Qui ne connaît pas Stéphane Buckland ? Il est de ceux qui ont fait vibrer le pays aux championnats du monde d’athlétisme à Edmonton en 2001, aux championnats du monde à Paris en 2003, aux Jeux olympiques  d’Athènes en 2004, ou encore aux Jeux olympiques de Pékin en 2008… Devenu un véritable champion aux yeux du public, au fil des années, le spécialiste du 200 mètres a tout de même préféré prendre sa retraite d’athlète afin de se consacrer à sa famille et à ses trois enfants.

« Depuis que je me suis lancé dans le sport, j’ai toujours entendu dire qu’il y avait des athlètes qui n’ont rien obtenu des autorités après avoir brillamment représenté le pays lors des rencontres internationales. Je ne voulais pas me retrouver dans la même situation que mes confrères. C’est la raison pour laquelle je pensais déjà à ma retraite, avant même de terminer ma carrière de sportif de haut niveau », dit-il. Son entreprise est localisé à Curepipe et il offre également ses services au Champs-de-Mars.

Le gardien de but de l’ASPL 2000 arrêté - Christopher Leopold : « Mon frère n’est pas un trafiquant »

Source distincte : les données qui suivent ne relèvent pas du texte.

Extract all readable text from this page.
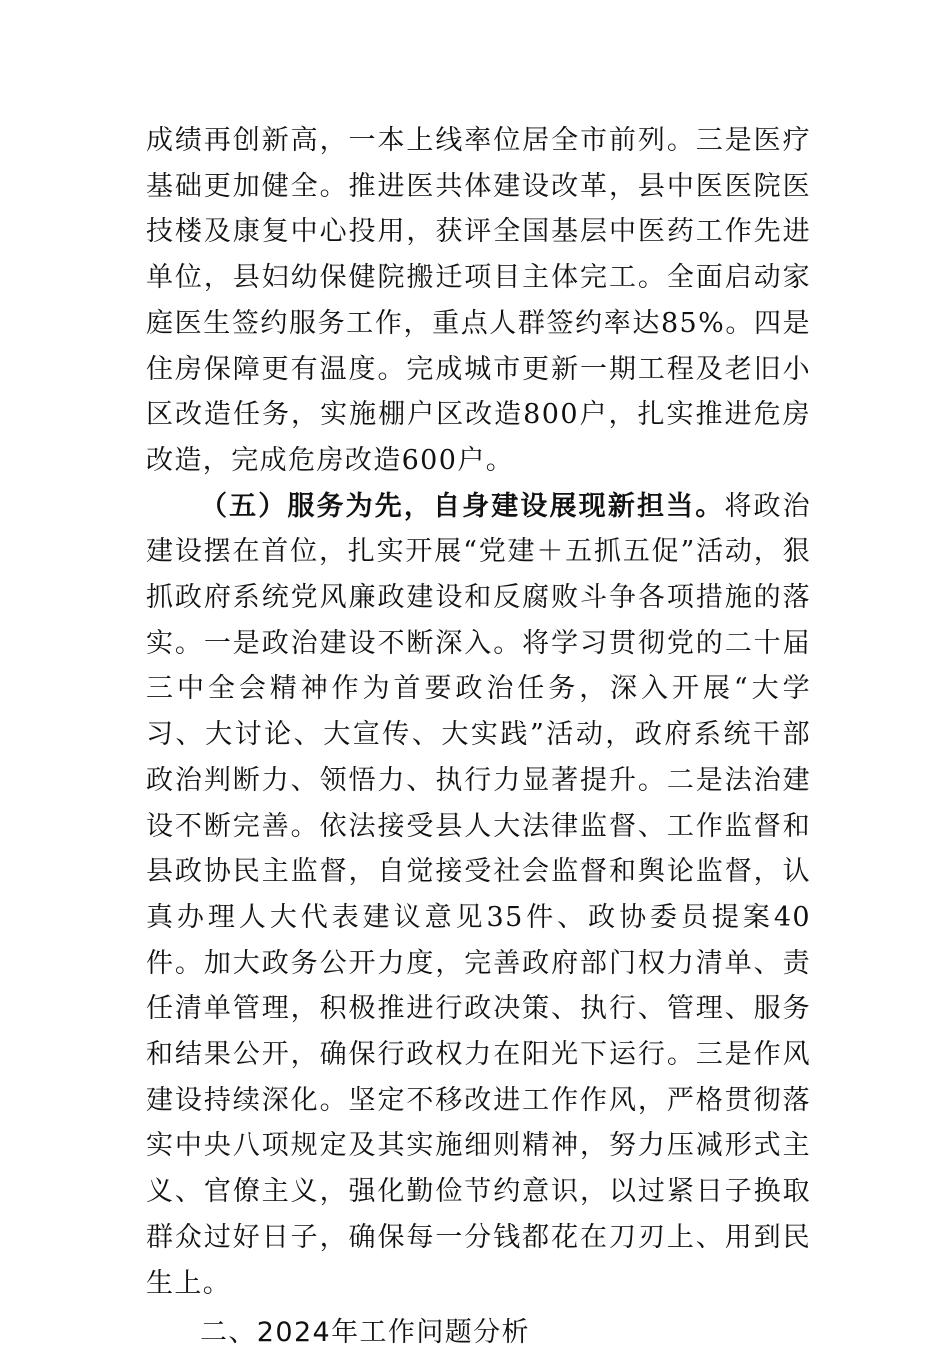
成绩再创新高，一本上线率位居全市前列。三是医疗基础更加健全。推进医共体建设改革，县中医医院医技楼及康复中心投用，获评全国基层中医药工作先进单位，县妇幼保健院搬迁项目主体完工。全面启动家庭医生签约服务工作，重点人群签约率达85%。四是住房保障更有温度。完成城市更新一期工程及老旧小区改造任务，实施棚户区改造800户，扎实推进危房改造，完成危房改造600户。

（五）服务为先，自身建设展现新担当。将政治建设摆在首位，扎实开展“党建＋五抓五促”活动，狠抓政府系统党风廉政建设和反腐败斗争各项措施的落实。一是政治建设不断深入。将学习贯彻党的二十届三中全会精神作为首要政治任务，深入开展“大学习、大讨论、大宣传、大实践”活动，政府系统干部政治判断力、领悟力、执行力显著提升。二是法治建设不断完善。依法接受县人大法律监督、工作监督和县政协民主监督，自觉接受社会监督和舆论监督，认真办理人大代表建议意见35件、政协委员提案40件。加大政务公开力度，完善政府部门权力清单、责任清单管理，积极推进行政决策、执行、管理、服务和结果公开，确保行政权力在阳光下运行。三是作风建设持续深化。坚定不移改进工作作风，严格贯彻落实中央八项规定及其实施细则精神，努力压减形式主义、官僚主义，强化勤俭节约意识，以过紧日子换取群众过好日子，确保每一分钱都花在刀刃上、用到民生上。

二、2024年工作问题分析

Joseph Kinsley Leopold, le gardien de but de l’ASPL 2000, est derrière les barreaux depuis mardi. Suspecté d’être impliqué dans un trafic de drogue, il a fait l’objet d’une perquisition par des limiers de l’Adsu, qui ont découvert 22 doses d’héroïne à son domicile, à Roche-Bois.  « Mon frère n’est pas un trafiquant », lâche Christopher, le frère du suspect. « Il s’est tout le temps consacré à son sport », affirme-t-il.

« Depuis son enfance, mon frère s’est intéressé au football. Il a commencé par jouer dans la rue dans le quartier, puis il a intégré des équipes. Le football est toute sa vie », explique Christopher Leopold. Il explique que c’est en tant qu’attaquant que son frère a commencé à jouer au ballon. « Il pensait pourtant qu’il se débrouillerait  mieux comme gardien de but. Il a essayé ce poste et y est resté ».

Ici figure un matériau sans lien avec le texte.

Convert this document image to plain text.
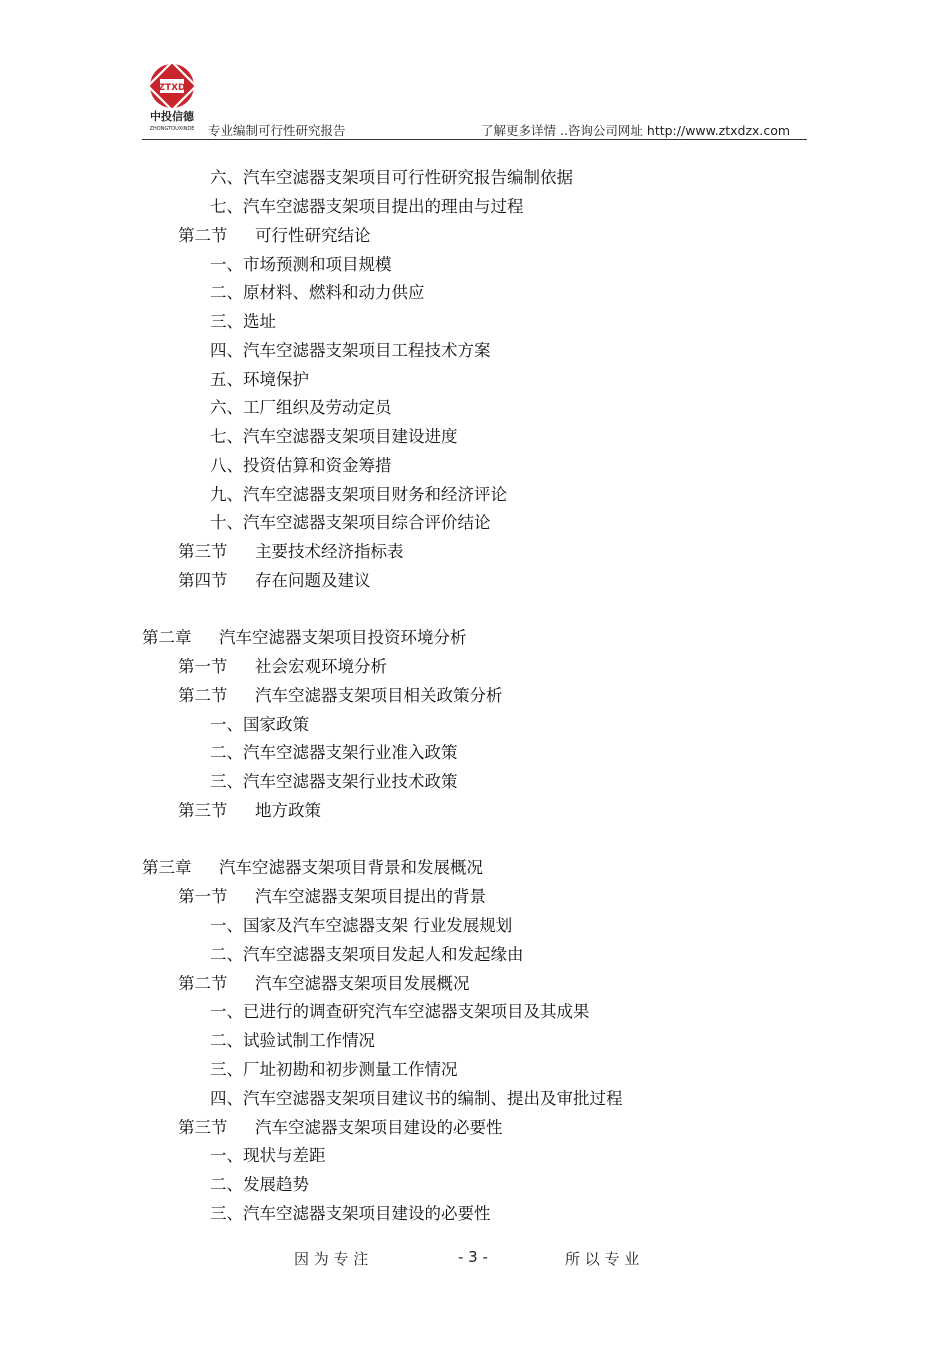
ZTXD
中投信德
ZHONGTOUXINDE 专业编制可行性研究报告	了解更多详情 ..咨询公司网址 http://www.ztxdzx.com
六、汽车空滤器支架项目可行性研究报告编制依据
七、汽车空滤器支架项目提出的理由与过程
第二节 可行性研究结论
一、市场预测和项目规模
二、原材料、燃料和动力供应
三、选址
四、汽车空滤器支架项目工程技术方案
五、环境保护
六、工厂组织及劳动定员
七、汽车空滤器支架项目建设进度
八、投资估算和资金筹措
九、汽车空滤器支架项目财务和经济评论
十、汽车空滤器支架项目综合评价结论
第三节 主要技术经济指标表
第四节 存在问题及建议
第二章 汽车空滤器支架项目投资环境分析
第一节 社会宏观环境分析
第二节 汽车空滤器支架项目相关政策分析
一、国家政策
二、汽车空滤器支架行业准入政策
三、汽车空滤器支架行业技术政策
第三节 地方政策
第三章 汽车空滤器支架项目背景和发展概况
第一节 汽车空滤器支架项目提出的背景
一、国家及汽车空滤器支架 行业发展规划
二、汽车空滤器支架项目发起人和发起缘由
第二节 汽车空滤器支架项目发展概况
一、已进行的调查研究汽车空滤器支架项目及其成果
二、试验试制工作情况
三、厂址初勘和初步测量工作情况
四、汽车空滤器支架项目建议书的编制、提出及审批过程
第三节 汽车空滤器支架项目建设的必要性
一、现状与差距
二、发展趋势
三、汽车空滤器支架项目建设的必要性
因 为 专 注	- 3 -	所 以 专 业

Son talent lui a valu le poste de goalkeeper attitré de l’Association sportive de Port-Louis 2000. « Cela fait trois ans environ qu’il joue dans cette équipe », poursuit notre interlocuteur. L’ASPL 2000, évoluant en première division, a été sacrée championne la saison dernière.

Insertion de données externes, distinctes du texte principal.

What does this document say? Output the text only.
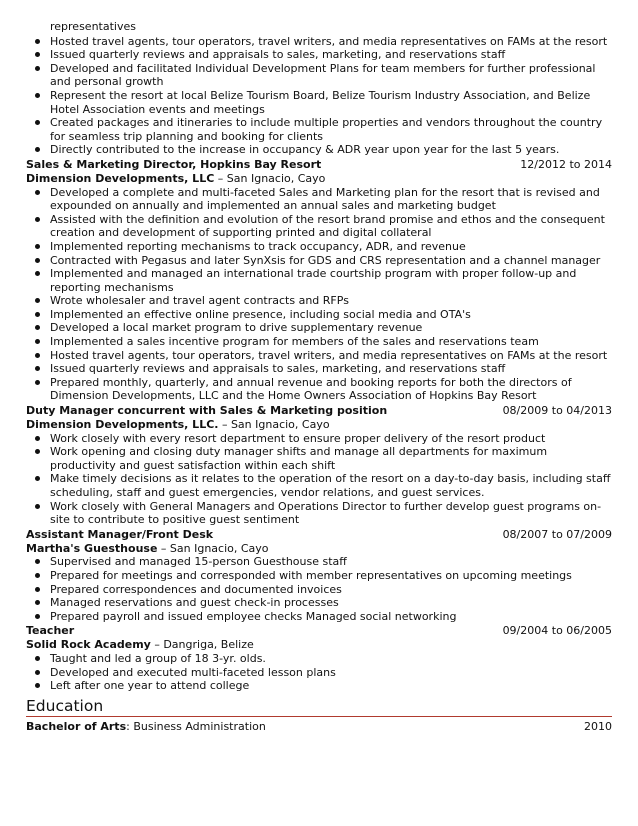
representatives
Hosted travel agents, tour operators, travel writers, and media representatives on FAMs at the resort
Issued quarterly reviews and appraisals to sales, marketing, and reservations staff
Developed and facilitated Individual Development Plans for team members for further professional and personal growth
Represent the resort at local Belize Tourism Board, Belize Tourism Industry Association, and Belize Hotel Association events and meetings
Created packages and itineraries to include multiple properties and vendors throughout the country for seamless trip planning and booking for clients
Directly contributed to the increase in occupancy & ADR year upon year for the last 5 years.
Sales & Marketing Director, Hopkins Bay Resort	12/2012 to 2014
Dimension Developments, LLC – San Ignacio, Cayo
Developed a complete and multi-faceted Sales and Marketing plan for the resort that is revised and expounded on annually and implemented an annual sales and marketing budget
Assisted with the definition and evolution of the resort brand promise and ethos and the consequent creation and development of supporting printed and digital collateral
Implemented reporting mechanisms to track occupancy, ADR, and revenue
Contracted with Pegasus and later SynXsis for GDS and CRS representation and a channel manager
Implemented and managed an international trade courtship program with proper follow-up and reporting mechanisms
Wrote wholesaler and travel agent contracts and RFPs
Implemented an effective online presence, including social media and OTA's
Developed a local market program to drive supplementary revenue
Implemented a sales incentive program for members of the sales and reservations team
Hosted travel agents, tour operators, travel writers, and media representatives on FAMs at the resort
Issued quarterly reviews and appraisals to sales, marketing, and reservations staff
Prepared monthly, quarterly, and annual revenue and booking reports for both the directors of Dimension Developments, LLC and the Home Owners Association of Hopkins Bay Resort
Duty Manager concurrent with Sales & Marketing position	08/2009 to 04/2013
Dimension Developments, LLC. – San Ignacio, Cayo
Work closely with every resort department to ensure proper delivery of the resort product
Work opening and closing duty manager shifts and manage all departments for maximum productivity and guest satisfaction within each shift
Make timely decisions as it relates to the operation of the resort on a day-to-day basis, including staff scheduling, staff and guest emergencies, vendor relations, and guest services.
Work closely with General Managers and Operations Director to further develop guest programs on-site to contribute to positive guest sentiment
Assistant Manager/Front Desk	08/2007 to 07/2009
Martha's Guesthouse – San Ignacio, Cayo
Supervised and managed 15-person Guesthouse staff
Prepared for meetings and corresponded with member representatives on upcoming meetings
Prepared correspondences and documented invoices
Managed reservations and guest check-in processes
Prepared payroll and issued employee checks Managed social networking
Teacher	09/2004 to 06/2005
Solid Rock Academy – Dangriga, Belize
Taught and led a group of 18 3-yr. olds.
Developed and executed multi-faceted lesson plans
Left after one year to attend college
Education
Bachelor of Arts: Business Administration	2010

Son arrestation est un coup d’arrêt brutal dans sa progression en tant que joueur. « Il n’a jamais eu de démêlées avec la police. Chacun peut commettre des erreurs », dit Christopher. En effet, le soupçonnant d’être mêlé à un trafic de drogue, des limiers de la brigade antidrogue ont effectué une descente à son domicile mardi après-midi. Ils y ont découvert 22 doses d’héroïne et un gramme de cette même drogue. Le portier a été placé en état d’arrestation. « Les choses ne sont pas passées de la sorte. Mon frère n’a rien à voir avec un quelconque trafic », lâche notre interlocuteur.

Joseph Kinsley Leopold a comparu devant le tribunal de Port-Louis sous une charge provisoire de trafic de drogue. Il demeure en cellule policière. L’enquête se poursuit.

Ces athlètes en décadence

  • Arnaud Casquette, athlète de haut niveau et champion de saut en longueur, a été arrêté par la police, le 27 septembre 2016, pour vol.
  • Kinsley Leopold, portier de l’Association sportive de Port-Louis 2000 (ASPL 2000) a été arrêté à son domicile, le 27 septembre 2016. Il est suspecté d’être mêlé à un trafic de drogue.
  • Raoul Angelo Thomas, boxeur, a été arrêté par la brigade anti-drogue (Adsu) à son domicile. 23 boulettes d’héroïne, d’une valeur de Rs 6,63 millions, ont été saisies à son domicile à Ste-Croix.
  • En janvier 2004, le médaillé mondial de bronze en kick-boxing, Shyam Seebaluck, était interpellé par l’Adsu avec 20 grammes d’héroïne. Le prévenu a écopé de trois ans de prison. En 2009, le tireur comparait une fois de plus devant la justice pour extorsion et en 2012, il détrousse une ressortissante chinoise dans la région de Moka, avec un complice.